In one of the most dangerous industries in the country, workers in New York City toil without the protections of true worker representation. The majority of private company commercial trash haulers do not receive safety equipment or training and are forced to work unpaid overtime to keep their jobs. Safety is compromised to cut time off of already long routes. This is the world of private commercial trash haulers in New York City.
New York City’s trash collection is split between residential and commercial services, and working conditions, wages, and benefits couldn’t be more different between the two. Public residential sanitation workers have a living wage, benefits and time off.
Private garbage operators take advantage of their employees, many who would have a hard time receiving employment elsewhere, in dangerous low-paying jobs with an unsafe amount of hours worked. Investigative reporter Kiera Feldman chronicles this world in her ProPublica.

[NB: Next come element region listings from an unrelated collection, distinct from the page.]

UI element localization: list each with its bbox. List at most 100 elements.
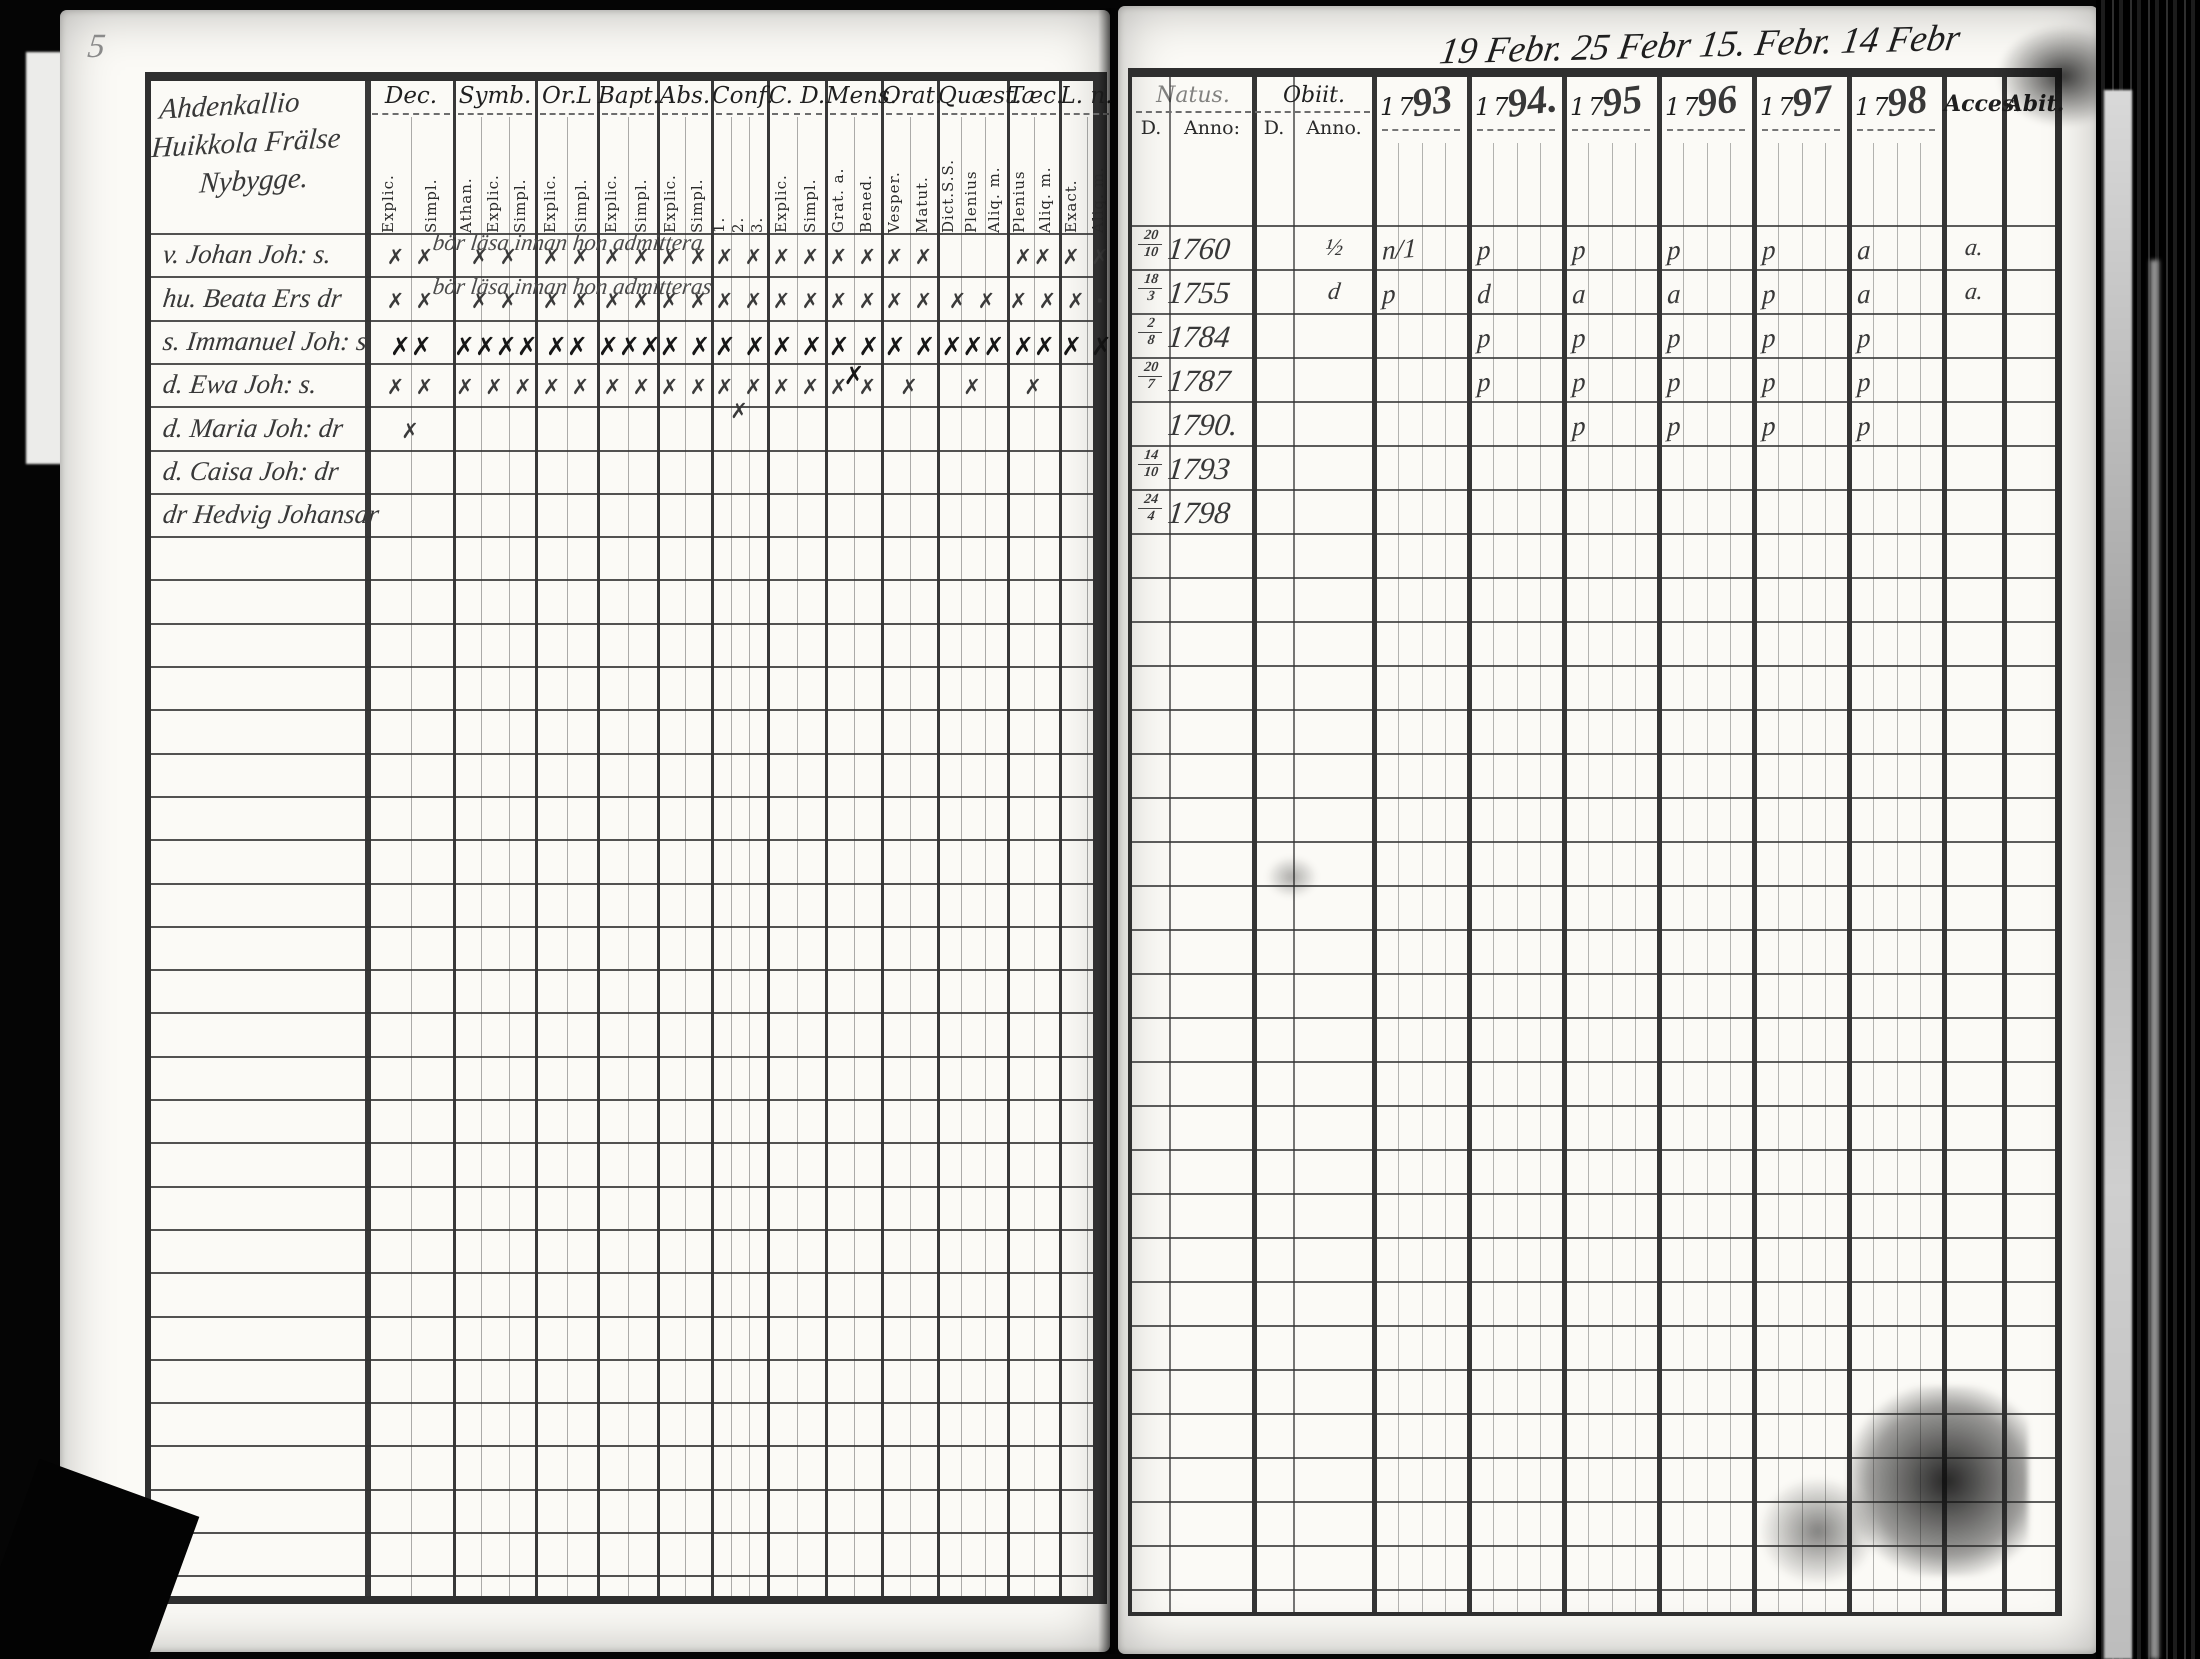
year-mark: p: [1761, 410, 1777, 442]
row-line: [151, 1358, 1093, 1361]
year-mark: p: [1476, 322, 1492, 354]
col-sub-label: Simpl.: [511, 178, 530, 233]
row-line: [1132, 577, 2055, 579]
col-sub-label: Matut.: [913, 176, 931, 233]
subcolumn-divider: [1540, 143, 1542, 1612]
col-sub-label: Simpl.: [632, 178, 650, 233]
column-divider: [1657, 77, 1662, 1612]
mark-cell: ✗: [900, 375, 920, 400]
column-divider: [1007, 81, 1010, 1596]
row-line: [151, 449, 1093, 452]
col-sub-label: Explic.: [378, 174, 397, 233]
mark-cell: ✗ ✗: [542, 245, 592, 270]
subcolumn-divider: [797, 117, 798, 1596]
column-divider: [2002, 77, 2007, 1612]
row-line: [151, 1402, 1093, 1405]
row-line: [151, 1575, 1093, 1578]
header-underline: [1136, 111, 1370, 113]
natus-year: 1760: [1165, 231, 1233, 266]
row-line: [1132, 1149, 2055, 1151]
col-sub-label: Explic.: [771, 174, 790, 233]
row-line: [151, 1532, 1093, 1534]
row-line: [1132, 1325, 2055, 1327]
row-name: hu. Beata Ers dr: [161, 282, 344, 313]
row-line: [1132, 1369, 2055, 1371]
right-table: Natus. Obiit. D. Anno: D. Anno. 17 93 17 94. 17 95 1…: [1128, 68, 2064, 1616]
subcolumn-divider: [1397, 143, 1399, 1612]
row-line: [151, 1185, 1093, 1188]
natus-day: 20 10: [1134, 228, 1168, 261]
col-header: Conf.: [712, 83, 774, 109]
mark-cell: ✗ ✗: [829, 375, 879, 400]
row-line: [1132, 269, 2055, 271]
d-anno-label: Anno:: [1183, 117, 1241, 139]
right-edge-band: [2104, 90, 2132, 1659]
mark-cell: ✗✗✗✗: [454, 331, 538, 361]
row-line: [151, 1315, 1093, 1318]
mark-cell: ✗ ✗: [542, 288, 592, 313]
year-mark: p: [1571, 234, 1587, 266]
row-note: bör läsa innan hon admitteras: [431, 273, 714, 299]
left-page: 5 Ahdenkallio Huikkola Frälse Nybygge. D…: [0, 10, 1113, 1659]
year-mark: p: [1666, 234, 1682, 266]
col-sub-label: Explic.: [484, 174, 502, 233]
natus-day-num: 4: [1146, 509, 1156, 524]
mark-cell: ✗ ✗: [386, 288, 436, 313]
header-underline: [662, 113, 708, 115]
mark-cell: ✗ ·: [1067, 288, 1106, 313]
natus-day-num: 24: [1137, 492, 1165, 509]
dates-note: 19 Febr. 25 Febr 15. Febr. 14 Febr: [1437, 17, 1964, 73]
ink-blot: [1848, 1386, 2028, 1576]
column-divider: [1169, 77, 1171, 1612]
row-line: [1132, 357, 2055, 359]
year-mark: p: [1666, 322, 1682, 354]
col-sub-label: Explic.: [660, 174, 679, 233]
year-script: 98: [1884, 75, 1930, 126]
mark-cell: ✗ ✗: [714, 331, 766, 361]
year-mark: p: [1571, 366, 1587, 398]
mark-cell: ✗ ✗: [470, 245, 520, 270]
mark-cell: ✗ ✗: [715, 288, 765, 313]
header-underline: [1477, 129, 1555, 131]
natus-year: 1755: [1165, 275, 1233, 310]
mark-cell: ✗ ✗: [772, 245, 822, 270]
natus-day: 18 3: [1134, 272, 1168, 305]
year-mark: n/1: [1381, 232, 1418, 266]
col-sub-label: Bened.: [857, 174, 875, 233]
row-line: [151, 362, 1093, 365]
row-line: [1132, 1281, 2055, 1283]
subcolumn-divider: [567, 117, 568, 1596]
row-line: [151, 666, 1093, 668]
row-line: [151, 839, 1093, 842]
header-underline: [602, 113, 654, 115]
obiit-header: Obiit.: [1282, 83, 1346, 108]
natus-day-num: 2: [1137, 316, 1165, 333]
row-line: [1132, 1413, 2055, 1415]
column-divider: [825, 81, 828, 1596]
subcolumn-divider: [1706, 143, 1708, 1612]
acces-mark: a.: [1963, 279, 1985, 305]
natus-header: Natus.: [1156, 83, 1230, 108]
row-line: [1132, 1105, 2055, 1107]
header-underline: [886, 113, 934, 115]
subcolumn-divider: [411, 117, 412, 1596]
col-sub-label: 1.: [710, 216, 729, 233]
d-anno-label: D.: [1263, 117, 1285, 139]
subcolumn-divider: [508, 117, 510, 1596]
year-script: 93: [1409, 75, 1455, 126]
header-underline: [716, 113, 764, 115]
column-divider: [1467, 77, 1472, 1612]
column-divider: [1942, 77, 1947, 1612]
col-sub-label: Dict.S.S.: [938, 158, 957, 233]
col-header: Dec.: [384, 83, 438, 109]
mark-cell: ✗ ✗: [772, 288, 822, 313]
col-sub-label: 3.: [747, 216, 766, 233]
year-mark: p: [1761, 366, 1777, 398]
natus-day: 14 10: [1134, 448, 1168, 481]
subcolumn-divider: [1445, 143, 1447, 1612]
page-label: 5: [85, 28, 108, 65]
header-underline: [1572, 129, 1650, 131]
mark-cell: ✗ ✗: [771, 331, 823, 361]
row-line: [1132, 313, 2055, 315]
year-mark: p: [1666, 410, 1682, 442]
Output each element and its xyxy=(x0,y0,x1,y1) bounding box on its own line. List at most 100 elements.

The End Of Collective Bargaining
After vast changes in the 1990s, the Laborers and the Teamsters, both AFL-CIO affiliated, were eliminated from having a presence in the private garbage collection industry. Although there are some union replacements, it is clear that the employers come before the employees.
Crowding In The Industry
Combined with the end of collective bargaining, the sheer number of private providers of business trash hauling makes the industry overly competitive. Multiple trash hauling providers crowd the streets, negatively impacting public safety and air quality.
Reform Is Possible
There have been many appeals for reform of commercial garbage hauling, including zoning of commercial areas, which hopefully will come to fruition in the near future. Exclusive operation contracts for commercial zones will help to decrease traffic and emissions and bring fair labor practices to the hard working private commercial trash haulers in the city.